Y es la fe auténtica la que Jesús enseña a las multitudes que se reúnen a su alrededor: no la hipocresía de los fariseos que pretenden salvarse por sí mismos, multiplicando abusivamente los preceptos. La verdadera fe implica la rectitud en el actuar y la plena confianza en Dios, que se cuida también de los gorriones e incluso cuenta los pelos de la cabeza de sus hijos. Jesús se dirige a sus oyentes, a quienes llama con afecto “sus amigos”, y no les oculta la posibilidad del sufrimiento e incluso el martirio, sino que les pide resistencia al pecado y un abandono confiado en la providencia de Dios.
En aquel tiempo, miles y miles de personas se agolpaban.
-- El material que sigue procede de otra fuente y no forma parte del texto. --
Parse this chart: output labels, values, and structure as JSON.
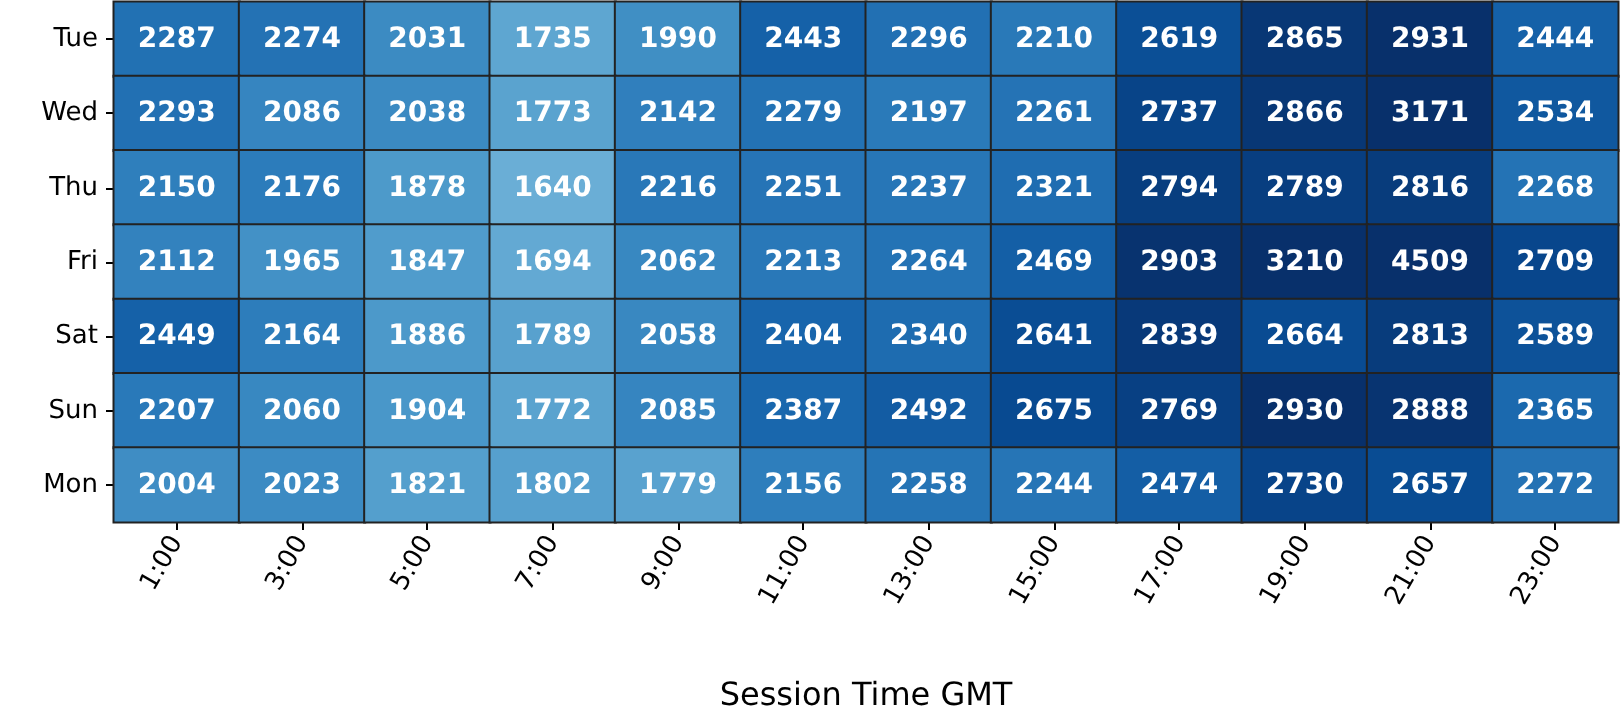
{
  "chart_data": {
    "type": "heatmap",
    "xlabel": "Session Time GMT",
    "categories": [
      "1:00",
      "3:00",
      "5:00",
      "7:00",
      "9:00",
      "11:00",
      "13:00",
      "15:00",
      "17:00",
      "19:00",
      "21:00",
      "23:00"
    ],
    "y_categories": [
      "Tue",
      "Wed",
      "Thu",
      "Fri",
      "Sat",
      "Sun",
      "Mon"
    ],
    "cells": [
      [
        2287,
        2274,
        2031,
        1735,
        1990,
        2443,
        2296,
        2210,
        2619,
        2865,
        2931,
        2444
      ],
      [
        2293,
        2086,
        2038,
        1773,
        2142,
        2279,
        2197,
        2261,
        2737,
        2866,
        3171,
        2534
      ],
      [
        2150,
        2176,
        1878,
        1640,
        2216,
        2251,
        2237,
        2321,
        2794,
        2789,
        2816,
        2268
      ],
      [
        2112,
        1965,
        1847,
        1694,
        2062,
        2213,
        2264,
        2469,
        2903,
        3210,
        4509,
        2709
      ],
      [
        2449,
        2164,
        1886,
        1789,
        2058,
        2404,
        2340,
        2641,
        2839,
        2664,
        2813,
        2589
      ],
      [
        2207,
        2060,
        1904,
        1772,
        2085,
        2387,
        2492,
        2675,
        2769,
        2930,
        2888,
        2365
      ],
      [
        2004,
        2023,
        1821,
        1802,
        1779,
        2156,
        2258,
        2244,
        2474,
        2730,
        2657,
        2272
      ]
    ],
    "data_labels": true
  }
}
Jesús empezó a hablar, dirigiéndose primero a sus discípulos: «Cuidado con la levadura de los fariseos, que es la hipocresía, pues nada hay cubierto que no llegue a descubrirse, ni nada escondido que no llegue a saberse. Por eso, lo que digáis en la oscuridad será oído a plena luz, y lo que digáis al oído en las recámaras se pregonará desde la azotea. A vosotros os digo, amigos míos: no tengáis miedo a los que matan el cuerpo, y después de esto no pueden hacer más. Os voy a enseñar a quién tenéis que temer: temed al que, después de la muerte, tiene poder para arrojar a la gehenna. A ese tenéis que temer, os lo digo yo. ¿No se venden cinco pájaros por dos céntimos? Pues ni de uno solo de ellos se olvida Dios. Más aún, hasta los cabellos de vuestra cabeza están contados. No tengáis miedo: valéis más que muchos pájaros».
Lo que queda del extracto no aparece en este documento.